What are your 5 favourite books? (You can share 5 favourite authors too.)
Frances J. Roberts is a long-lasting favorite author. She writes truth with beauty, poetry, and rhythm. It’s truly unique and distinctly beautiful. My favorite title by her is Come Away, My Beloved.
For gorgeous and descriptive fiction, Charles Martin is a go-to. When Crickets Cry among others are true works of art.
How do you deal with Writer’s Block?
I do something else. I walk away, go work out, spend time with family and friends. Play some music, work on something else. There’s a separation that must happen for me. I try not to let it bother me and try again the next day.
What advice would you give to aspiring writers?
I would tell aspiring writers to do everything they can to not strive for a story. Let the story come to you. Let it call out to you instead of you striving to create something that you think may be unique or may sell.
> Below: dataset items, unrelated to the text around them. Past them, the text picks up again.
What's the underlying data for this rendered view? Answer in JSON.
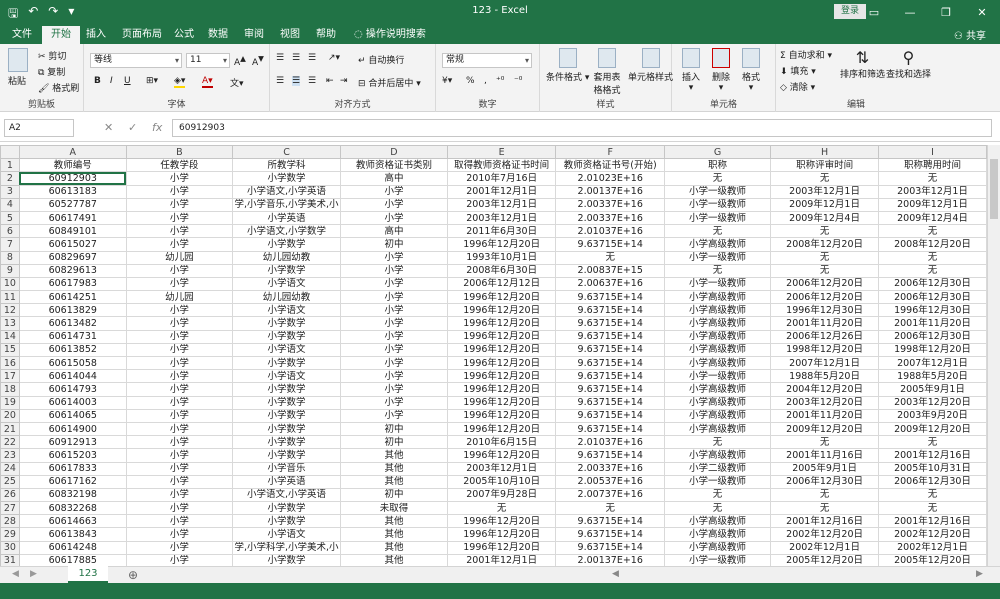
{
  "window": {
    "title": "123  -  Excel",
    "login": "登录",
    "file_tab": "文件"
  },
  "tabs": [
    "开始",
    "插入",
    "页面布局",
    "公式",
    "数据",
    "审阅",
    "视图",
    "帮助",
    "操作说明搜索"
  ],
  "share": "共享",
  "ribbon": {
    "clipboard": {
      "label": "剪贴板",
      "paste": "粘贴",
      "cut": "剪切",
      "copy": "复制",
      "format_painter": "格式刷"
    },
    "font": {
      "label": "字体",
      "name": "等线",
      "size": "11"
    },
    "alignment": {
      "label": "对齐方式",
      "wrap": "自动换行",
      "merge": "合并后居中"
    },
    "number": {
      "label": "数字",
      "format": "常规"
    },
    "styles": {
      "label": "样式",
      "conditional": "条件格式",
      "table_format": "套用表格格式",
      "cell_styles": "单元格样式"
    },
    "cells": {
      "label": "单元格",
      "insert": "插入",
      "delete": "删除",
      "format": "格式"
    },
    "editing": {
      "label": "编辑",
      "autosum": "自动求和",
      "fill": "填充",
      "clear": "清除",
      "sort": "排序和筛选",
      "find": "查找和选择"
    }
  },
  "formula_bar": {
    "name_box": "A2",
    "cancel": "✕",
    "enter": "✓",
    "fx": "fx",
    "value": "60912903"
  },
  "columns": [
    "A",
    "B",
    "C",
    "D",
    "E",
    "F",
    "G",
    "H",
    "I"
  ],
  "rows": [
    [
      "教师编号",
      "任教学段",
      "所教学科",
      "教师资格证书类别",
      "取得教师资格证书时间",
      "教师资格证书号(开始)",
      "职称",
      "职称评审时间",
      "职称聘用时间"
    ],
    [
      "60912903",
      "小学",
      "小学数学",
      "高中",
      "2010年7月16日",
      "2.01023E+16",
      "无",
      "无",
      "无"
    ],
    [
      "60613183",
      "小学",
      "小学语文,小学英语",
      "小学",
      "2001年12月1日",
      "2.00137E+16",
      "小学一级教师",
      "2003年12月1日",
      "2003年12月1日"
    ],
    [
      "60527787",
      "小学",
      "学,小学音乐,小学美术,小",
      "小学",
      "2003年12月1日",
      "2.00337E+16",
      "小学一级教师",
      "2009年12月1日",
      "2009年12月1日"
    ],
    [
      "60617491",
      "小学",
      "小学英语",
      "小学",
      "2003年12月1日",
      "2.00337E+16",
      "小学一级教师",
      "2009年12月4日",
      "2009年12月4日"
    ],
    [
      "60849101",
      "小学",
      "小学语文,小学数学",
      "高中",
      "2011年6月30日",
      "2.01037E+16",
      "无",
      "无",
      "无"
    ],
    [
      "60615027",
      "小学",
      "小学数学",
      "初中",
      "1996年12月20日",
      "9.63715E+14",
      "小学高级教师",
      "2008年12月20日",
      "2008年12月20日"
    ],
    [
      "60829697",
      "幼儿园",
      "幼儿园幼教",
      "小学",
      "1993年10月1日",
      "无",
      "小学一级教师",
      "无",
      "无"
    ],
    [
      "60829613",
      "小学",
      "小学数学",
      "小学",
      "2008年6月30日",
      "2.00837E+15",
      "无",
      "无",
      "无"
    ],
    [
      "60617983",
      "小学",
      "小学语文",
      "小学",
      "2006年12月12日",
      "2.00637E+16",
      "小学一级教师",
      "2006年12月20日",
      "2006年12月30日"
    ],
    [
      "60614251",
      "幼儿园",
      "幼儿园幼教",
      "小学",
      "1996年12月20日",
      "9.63715E+14",
      "小学高级教师",
      "2006年12月20日",
      "2006年12月30日"
    ],
    [
      "60613829",
      "小学",
      "小学语文",
      "小学",
      "1996年12月20日",
      "9.63715E+14",
      "小学高级教师",
      "1996年12月30日",
      "1996年12月30日"
    ],
    [
      "60613482",
      "小学",
      "小学数学",
      "小学",
      "1996年12月20日",
      "9.63715E+14",
      "小学高级教师",
      "2001年11月20日",
      "2001年11月20日"
    ],
    [
      "60614731",
      "小学",
      "小学数学",
      "小学",
      "1996年12月20日",
      "9.63715E+14",
      "小学高级教师",
      "2006年12月26日",
      "2006年12月30日"
    ],
    [
      "60613852",
      "小学",
      "小学语文",
      "小学",
      "1996年12月20日",
      "9.63715E+14",
      "小学高级教师",
      "1998年12月20日",
      "1998年12月20日"
    ],
    [
      "60615058",
      "小学",
      "小学数学",
      "小学",
      "1996年12月20日",
      "9.63715E+14",
      "小学高级教师",
      "2007年12月1日",
      "2007年12月1日"
    ],
    [
      "60614044",
      "小学",
      "小学语文",
      "小学",
      "1996年12月20日",
      "9.63715E+14",
      "小学一级教师",
      "1988年5月20日",
      "1988年5月20日"
    ],
    [
      "60614793",
      "小学",
      "小学数学",
      "小学",
      "1996年12月20日",
      "9.63715E+14",
      "小学高级教师",
      "2004年12月20日",
      "2005年9月1日"
    ],
    [
      "60614003",
      "小学",
      "小学数学",
      "小学",
      "1996年12月20日",
      "9.63715E+14",
      "小学高级教师",
      "2003年12月20日",
      "2003年12月20日"
    ],
    [
      "60614065",
      "小学",
      "小学数学",
      "小学",
      "1996年12月20日",
      "9.63715E+14",
      "小学高级教师",
      "2001年11月20日",
      "2003年9月20日"
    ],
    [
      "60614900",
      "小学",
      "小学数学",
      "初中",
      "1996年12月20日",
      "9.63715E+14",
      "小学高级教师",
      "2009年12月20日",
      "2009年12月20日"
    ],
    [
      "60912913",
      "小学",
      "小学数学",
      "初中",
      "2010年6月15日",
      "2.01037E+16",
      "无",
      "无",
      "无"
    ],
    [
      "60615203",
      "小学",
      "小学数学",
      "其他",
      "1996年12月20日",
      "9.63715E+14",
      "小学高级教师",
      "2001年11月16日",
      "2001年12月16日"
    ],
    [
      "60617833",
      "小学",
      "小学音乐",
      "其他",
      "2003年12月1日",
      "2.00337E+16",
      "小学二级教师",
      "2005年9月1日",
      "2005年10月31日"
    ],
    [
      "60617162",
      "小学",
      "小学英语",
      "其他",
      "2005年10月10日",
      "2.00537E+16",
      "小学一级教师",
      "2006年12月30日",
      "2006年12月30日"
    ],
    [
      "60832198",
      "小学",
      "小学语文,小学英语",
      "初中",
      "2007年9月28日",
      "2.00737E+16",
      "无",
      "无",
      "无"
    ],
    [
      "60832268",
      "小学",
      "小学数学",
      "未取得",
      "无",
      "无",
      "无",
      "无",
      "无"
    ],
    [
      "60614663",
      "小学",
      "小学数学",
      "其他",
      "1996年12月20日",
      "9.63715E+14",
      "小学高级教师",
      "2001年12月16日",
      "2001年12月16日"
    ],
    [
      "60613843",
      "小学",
      "小学语文",
      "其他",
      "1996年12月20日",
      "9.63715E+14",
      "小学高级教师",
      "2002年12月20日",
      "2002年12月20日"
    ],
    [
      "60614248",
      "小学",
      "学,小学科学,小学美术,小",
      "其他",
      "1996年12月20日",
      "9.63715E+14",
      "小学高级教师",
      "2002年12月1日",
      "2002年12月1日"
    ],
    [
      "60617885",
      "小学",
      "小学数学",
      "其他",
      "2001年12月1日",
      "2.00137E+16",
      "小学一级教师",
      "2005年12月20日",
      "2005年12月20日"
    ]
  ],
  "sheet": {
    "name": "123",
    "add": "⊕"
  }
}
The more you can let your experience be about the story you were created to tell instead of the story you think you should tell, the better it will go for you.
Thank you, author Ford, for your insightful answers!
About the Book
In a world that has ever only known war, generations still swing their swords on whispers of conflict from centuries past.
In Physis, the law of the land is ‘every territory for itself.’ Lineage is everything; racial identification is paramount; and territory loyalty is the code by which one lives or dies. But when a few individuals decide the given system isn’t working, everything begins to change.
What will happen to the world when inherited authority is questioned; when standards of judgement are re-evaluated; and when independent thinkers redefine purpose for a new generation of leaders?
In The Refuge, by N. Ford, readers travel from the snowy mountain estates of The Diamond Isles to the clay arenas of warrior life in Agon. They sail the Physis Sea, chasing mystery and meaning, and swim in the clear pool at the bottom of the Western Bay. Readers will meet love, loss, and sacrifice anew, while rediscovering what purpose can do when it’s authentic and hard-won.